It claims there are lessons to be learned from the introduction of the 3% diesel penalty surcharge, which resulted in a flood of orders just before the deadline.
Director general John Lewis said: ‘The way it happened earlier this year meant there was a pull forward into December of some 28,000 vehicles which will eventually result in substantial increased costs for those companies which did it, as they will be selling 2005 cars, instead of 2006 ones. It certainly doesn’t make much commercial sense.
But more importantly we have to have incentives to encourage early adopters especially as Euro V for cars is just around the corner.

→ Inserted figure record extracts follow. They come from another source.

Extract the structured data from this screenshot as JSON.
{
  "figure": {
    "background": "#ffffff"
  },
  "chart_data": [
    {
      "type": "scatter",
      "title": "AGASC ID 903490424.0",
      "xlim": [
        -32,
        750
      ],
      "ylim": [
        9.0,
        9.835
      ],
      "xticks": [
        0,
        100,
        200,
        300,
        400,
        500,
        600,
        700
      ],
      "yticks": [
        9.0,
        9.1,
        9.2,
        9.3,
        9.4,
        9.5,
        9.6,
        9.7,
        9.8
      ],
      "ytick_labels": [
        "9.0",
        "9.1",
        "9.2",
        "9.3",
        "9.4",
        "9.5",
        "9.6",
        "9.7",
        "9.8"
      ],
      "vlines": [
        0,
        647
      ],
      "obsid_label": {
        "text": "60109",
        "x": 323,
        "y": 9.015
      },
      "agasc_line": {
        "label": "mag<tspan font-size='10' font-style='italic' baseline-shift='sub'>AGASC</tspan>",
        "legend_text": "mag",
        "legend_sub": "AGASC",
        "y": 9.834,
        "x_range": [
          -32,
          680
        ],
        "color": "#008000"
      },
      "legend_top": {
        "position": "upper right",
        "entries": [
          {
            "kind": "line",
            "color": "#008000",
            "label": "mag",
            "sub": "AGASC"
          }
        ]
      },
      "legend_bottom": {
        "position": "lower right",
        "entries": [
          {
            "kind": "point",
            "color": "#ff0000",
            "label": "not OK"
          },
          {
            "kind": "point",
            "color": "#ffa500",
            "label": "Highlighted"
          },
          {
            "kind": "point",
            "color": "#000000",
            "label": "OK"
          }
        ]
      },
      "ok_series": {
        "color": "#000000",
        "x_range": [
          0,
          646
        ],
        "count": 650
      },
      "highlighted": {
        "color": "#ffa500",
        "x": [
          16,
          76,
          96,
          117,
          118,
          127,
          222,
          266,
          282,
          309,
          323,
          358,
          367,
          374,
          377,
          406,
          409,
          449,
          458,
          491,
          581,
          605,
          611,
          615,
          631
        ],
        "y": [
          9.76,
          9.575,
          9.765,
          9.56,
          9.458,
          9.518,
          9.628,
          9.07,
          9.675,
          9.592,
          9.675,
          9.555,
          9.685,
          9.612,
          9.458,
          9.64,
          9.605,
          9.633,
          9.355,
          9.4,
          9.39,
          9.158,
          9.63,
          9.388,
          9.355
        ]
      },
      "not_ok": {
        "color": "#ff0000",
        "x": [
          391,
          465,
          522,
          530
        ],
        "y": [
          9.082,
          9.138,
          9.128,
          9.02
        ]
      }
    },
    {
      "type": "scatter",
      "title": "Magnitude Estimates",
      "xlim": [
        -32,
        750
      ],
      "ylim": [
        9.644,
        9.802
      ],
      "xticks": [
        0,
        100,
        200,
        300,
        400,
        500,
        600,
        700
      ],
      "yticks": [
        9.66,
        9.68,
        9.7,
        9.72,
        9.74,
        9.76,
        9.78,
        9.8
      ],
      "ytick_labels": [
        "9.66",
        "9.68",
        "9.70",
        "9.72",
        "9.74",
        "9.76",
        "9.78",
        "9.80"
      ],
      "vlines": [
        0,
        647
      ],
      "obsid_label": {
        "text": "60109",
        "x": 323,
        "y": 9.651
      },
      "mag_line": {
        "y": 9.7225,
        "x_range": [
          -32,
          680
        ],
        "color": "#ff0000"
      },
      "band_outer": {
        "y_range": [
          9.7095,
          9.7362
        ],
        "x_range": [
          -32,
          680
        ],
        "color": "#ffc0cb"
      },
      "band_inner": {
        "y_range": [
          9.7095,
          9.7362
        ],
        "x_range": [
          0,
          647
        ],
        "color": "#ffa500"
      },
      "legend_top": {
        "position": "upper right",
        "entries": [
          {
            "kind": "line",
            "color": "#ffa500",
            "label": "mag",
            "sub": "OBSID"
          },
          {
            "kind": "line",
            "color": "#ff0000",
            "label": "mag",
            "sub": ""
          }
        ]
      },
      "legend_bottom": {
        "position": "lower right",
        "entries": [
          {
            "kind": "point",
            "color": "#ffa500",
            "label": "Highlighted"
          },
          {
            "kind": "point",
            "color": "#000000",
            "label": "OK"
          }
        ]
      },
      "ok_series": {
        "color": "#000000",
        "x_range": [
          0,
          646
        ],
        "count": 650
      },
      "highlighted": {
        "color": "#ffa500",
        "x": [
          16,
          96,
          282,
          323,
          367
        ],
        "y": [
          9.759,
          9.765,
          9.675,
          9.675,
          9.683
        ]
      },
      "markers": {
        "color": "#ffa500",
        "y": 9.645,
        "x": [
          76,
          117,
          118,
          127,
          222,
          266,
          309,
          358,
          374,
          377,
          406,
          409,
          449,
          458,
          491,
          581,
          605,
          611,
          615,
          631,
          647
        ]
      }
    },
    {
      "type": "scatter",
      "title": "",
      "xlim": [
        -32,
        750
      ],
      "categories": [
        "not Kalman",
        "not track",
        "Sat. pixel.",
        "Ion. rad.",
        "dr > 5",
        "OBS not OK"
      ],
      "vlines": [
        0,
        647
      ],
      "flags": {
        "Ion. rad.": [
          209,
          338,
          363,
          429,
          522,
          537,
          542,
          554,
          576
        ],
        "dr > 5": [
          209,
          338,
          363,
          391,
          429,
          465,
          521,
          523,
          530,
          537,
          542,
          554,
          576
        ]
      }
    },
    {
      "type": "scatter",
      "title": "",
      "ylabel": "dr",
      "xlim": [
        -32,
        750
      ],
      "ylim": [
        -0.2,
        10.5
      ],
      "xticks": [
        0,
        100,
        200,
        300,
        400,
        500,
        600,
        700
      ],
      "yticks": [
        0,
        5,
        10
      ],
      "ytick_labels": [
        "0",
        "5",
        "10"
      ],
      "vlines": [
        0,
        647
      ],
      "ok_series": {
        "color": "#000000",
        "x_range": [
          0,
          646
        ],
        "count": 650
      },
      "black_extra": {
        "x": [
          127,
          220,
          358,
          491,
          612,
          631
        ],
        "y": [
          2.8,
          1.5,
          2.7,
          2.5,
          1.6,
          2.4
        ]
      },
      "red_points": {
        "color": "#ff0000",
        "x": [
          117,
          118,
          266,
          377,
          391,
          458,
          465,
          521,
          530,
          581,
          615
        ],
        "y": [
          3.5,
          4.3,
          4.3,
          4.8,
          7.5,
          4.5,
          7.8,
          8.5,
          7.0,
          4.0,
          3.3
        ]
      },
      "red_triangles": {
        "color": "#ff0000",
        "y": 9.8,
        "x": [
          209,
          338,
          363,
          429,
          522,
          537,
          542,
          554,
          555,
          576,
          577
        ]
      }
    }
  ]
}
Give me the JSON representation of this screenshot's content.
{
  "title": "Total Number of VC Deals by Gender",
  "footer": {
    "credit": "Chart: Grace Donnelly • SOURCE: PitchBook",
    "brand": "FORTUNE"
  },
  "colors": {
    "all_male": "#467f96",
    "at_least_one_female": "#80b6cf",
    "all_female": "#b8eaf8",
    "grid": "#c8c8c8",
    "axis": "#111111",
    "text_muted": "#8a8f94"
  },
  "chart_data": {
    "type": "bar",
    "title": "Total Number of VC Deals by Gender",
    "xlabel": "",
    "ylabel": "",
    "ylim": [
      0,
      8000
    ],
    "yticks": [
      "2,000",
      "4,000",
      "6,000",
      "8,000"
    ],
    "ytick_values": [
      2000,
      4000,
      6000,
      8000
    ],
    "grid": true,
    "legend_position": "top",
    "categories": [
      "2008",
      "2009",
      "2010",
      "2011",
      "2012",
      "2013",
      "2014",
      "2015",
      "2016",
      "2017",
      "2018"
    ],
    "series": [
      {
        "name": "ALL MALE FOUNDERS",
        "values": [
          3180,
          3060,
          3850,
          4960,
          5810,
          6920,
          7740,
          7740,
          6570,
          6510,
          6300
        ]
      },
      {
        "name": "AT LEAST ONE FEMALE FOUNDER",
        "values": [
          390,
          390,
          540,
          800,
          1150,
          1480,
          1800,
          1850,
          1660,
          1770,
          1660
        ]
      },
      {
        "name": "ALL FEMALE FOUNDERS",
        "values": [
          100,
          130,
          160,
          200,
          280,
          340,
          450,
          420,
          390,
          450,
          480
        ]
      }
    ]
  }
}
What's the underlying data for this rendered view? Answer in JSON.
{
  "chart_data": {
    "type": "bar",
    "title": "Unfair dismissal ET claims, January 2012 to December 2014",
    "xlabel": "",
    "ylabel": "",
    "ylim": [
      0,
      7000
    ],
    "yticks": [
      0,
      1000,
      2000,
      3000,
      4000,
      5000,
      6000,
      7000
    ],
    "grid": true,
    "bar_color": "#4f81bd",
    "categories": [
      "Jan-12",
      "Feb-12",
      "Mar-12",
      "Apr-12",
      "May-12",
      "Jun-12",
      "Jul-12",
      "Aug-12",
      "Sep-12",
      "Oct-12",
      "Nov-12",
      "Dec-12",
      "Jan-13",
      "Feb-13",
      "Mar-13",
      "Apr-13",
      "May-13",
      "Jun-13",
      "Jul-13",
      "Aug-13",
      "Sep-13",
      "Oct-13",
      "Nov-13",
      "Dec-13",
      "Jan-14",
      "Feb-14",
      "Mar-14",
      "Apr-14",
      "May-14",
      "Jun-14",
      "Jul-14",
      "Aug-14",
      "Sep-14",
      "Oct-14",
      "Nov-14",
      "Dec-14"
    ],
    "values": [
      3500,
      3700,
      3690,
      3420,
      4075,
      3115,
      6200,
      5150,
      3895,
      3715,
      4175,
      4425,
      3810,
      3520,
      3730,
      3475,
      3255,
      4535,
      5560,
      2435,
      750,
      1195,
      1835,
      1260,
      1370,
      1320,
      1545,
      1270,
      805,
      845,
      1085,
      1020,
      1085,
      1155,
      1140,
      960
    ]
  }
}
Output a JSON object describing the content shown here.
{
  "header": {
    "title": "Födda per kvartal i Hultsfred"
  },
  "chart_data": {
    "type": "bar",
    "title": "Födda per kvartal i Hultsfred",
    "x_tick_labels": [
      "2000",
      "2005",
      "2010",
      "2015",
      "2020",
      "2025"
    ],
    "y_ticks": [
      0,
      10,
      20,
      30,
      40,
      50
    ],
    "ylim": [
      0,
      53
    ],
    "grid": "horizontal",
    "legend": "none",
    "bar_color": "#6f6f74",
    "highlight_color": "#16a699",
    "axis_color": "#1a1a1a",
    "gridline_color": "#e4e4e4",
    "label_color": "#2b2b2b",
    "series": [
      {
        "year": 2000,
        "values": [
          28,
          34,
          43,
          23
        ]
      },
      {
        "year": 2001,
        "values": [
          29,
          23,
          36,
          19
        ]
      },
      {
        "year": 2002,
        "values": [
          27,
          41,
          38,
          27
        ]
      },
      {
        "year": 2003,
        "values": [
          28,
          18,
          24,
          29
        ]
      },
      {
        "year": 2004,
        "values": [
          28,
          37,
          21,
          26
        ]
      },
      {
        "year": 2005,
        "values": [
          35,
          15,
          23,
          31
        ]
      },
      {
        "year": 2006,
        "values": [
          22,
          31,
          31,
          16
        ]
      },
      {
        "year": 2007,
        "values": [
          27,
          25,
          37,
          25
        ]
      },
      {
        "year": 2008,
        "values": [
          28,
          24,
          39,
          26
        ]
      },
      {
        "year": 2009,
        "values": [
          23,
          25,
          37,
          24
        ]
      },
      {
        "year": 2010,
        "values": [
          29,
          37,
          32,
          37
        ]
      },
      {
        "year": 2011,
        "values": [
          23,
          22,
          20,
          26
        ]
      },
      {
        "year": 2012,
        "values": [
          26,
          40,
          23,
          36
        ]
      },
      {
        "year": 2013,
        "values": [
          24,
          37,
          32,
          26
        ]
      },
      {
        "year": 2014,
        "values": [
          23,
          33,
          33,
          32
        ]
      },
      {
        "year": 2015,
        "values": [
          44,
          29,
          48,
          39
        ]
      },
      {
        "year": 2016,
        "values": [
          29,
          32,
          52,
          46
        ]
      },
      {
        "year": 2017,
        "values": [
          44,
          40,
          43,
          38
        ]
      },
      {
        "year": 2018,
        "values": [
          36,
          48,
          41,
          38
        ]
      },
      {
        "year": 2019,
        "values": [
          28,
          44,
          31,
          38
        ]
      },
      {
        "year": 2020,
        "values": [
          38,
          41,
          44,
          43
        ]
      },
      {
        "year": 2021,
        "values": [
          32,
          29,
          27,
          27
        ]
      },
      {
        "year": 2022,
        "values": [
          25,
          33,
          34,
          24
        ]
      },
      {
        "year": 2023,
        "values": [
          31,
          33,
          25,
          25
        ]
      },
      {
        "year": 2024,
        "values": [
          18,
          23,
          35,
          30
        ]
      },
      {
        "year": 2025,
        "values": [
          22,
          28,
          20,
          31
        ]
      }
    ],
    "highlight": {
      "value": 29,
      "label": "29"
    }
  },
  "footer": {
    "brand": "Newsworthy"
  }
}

Without incentives there will be an inevitable last minute panic to meet the new regime instead of a smooth and orderly transition.’
The BVRLA is also continuing to lobby for multi-year VED licences for fleets and is looking for reform of the way that Corporation Tax (CT) is applied to vehicles.
Lewis said: ‘We have been arguing for wholesale reform. At the moment CT, as it applies to vehicles, is the only non-emissions based tax and importantly for the fleet industry, it actively discriminates against contract hire. We need to see the back of the £12,000 capital allowance limit and the scrapping of the rental disallowance.
‘We believe these should be replaced by a banded set of allowances based on CO2 emissions applied to all business cars. In one move we could help the Government meet CO2 targets, even out the funding method decision process and reduce the burdensome administration of the present CT arrangements. I think it could properly be described as a ‘win-win’ situation.’
Lewis said the BVRLA was disappointed that there were no signs of such a move in last year’s pre-Budget report.
Chancellor Gordon Brown will deliver the Budget on Wednesday.